There are many reasons to use a leasing solution for your next equipment acquisition:
Protection From Obsolescence. Leasing allows you to match the lease term to your determination of the equipment’s useful life. A TEQlease lease may include upgrade provisions to enhance your systems during the lease term.
Conservation of Capital. Because of the sizable cash outlay involved in purchasing new equipment, many businesses lease to conserve capital.
Soft Costs. What about the extended warranties, maintenance, installation, and freight costs? Traditional methods of lease financing usually exclude these “soft cost” items, however, leasing through TEQlease allows for inclusion of all costs.
Refinance. A sale-leaseback to lease equipment purchased at an earlier date may be available.
Alternative Financing Source. Leasing through TEQlease, instead of using existing bank lines, allows you to have an alternative source of capital equipment funding.

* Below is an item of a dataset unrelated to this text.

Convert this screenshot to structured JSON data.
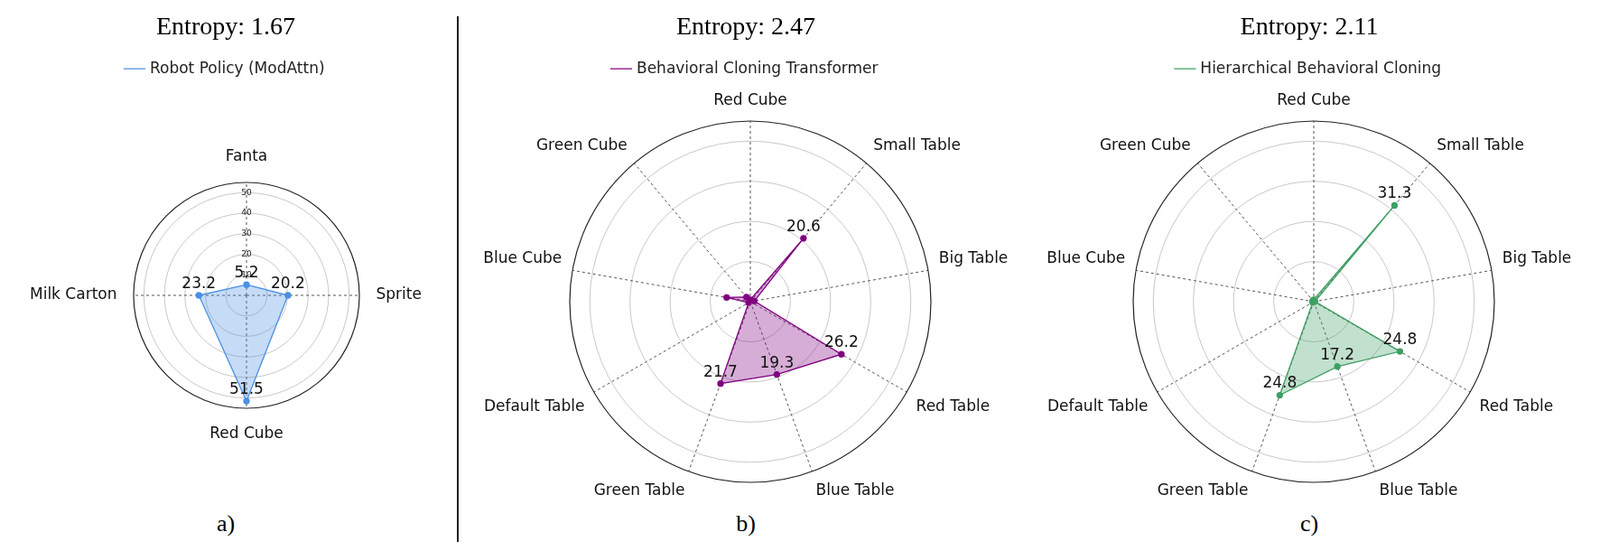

Tax Benefits. You may usually deduct monthly lease payments as an operating expense, which may reduce equipment total cost of ownership. Although you should first talk with your tax department or tax advisor to determine its impact on your business, leasing is generally considered to be tax advantageous for most businesses.
Ability to Work within Budget Limitations. Purchasing and department managers often have the authority to acquire needed equipment, but only if it fits within operating budget guidelines. Many managers decide to acquire needed equipment by leasing because leasing allows equipment acquisition while remaining within operating budget requirements.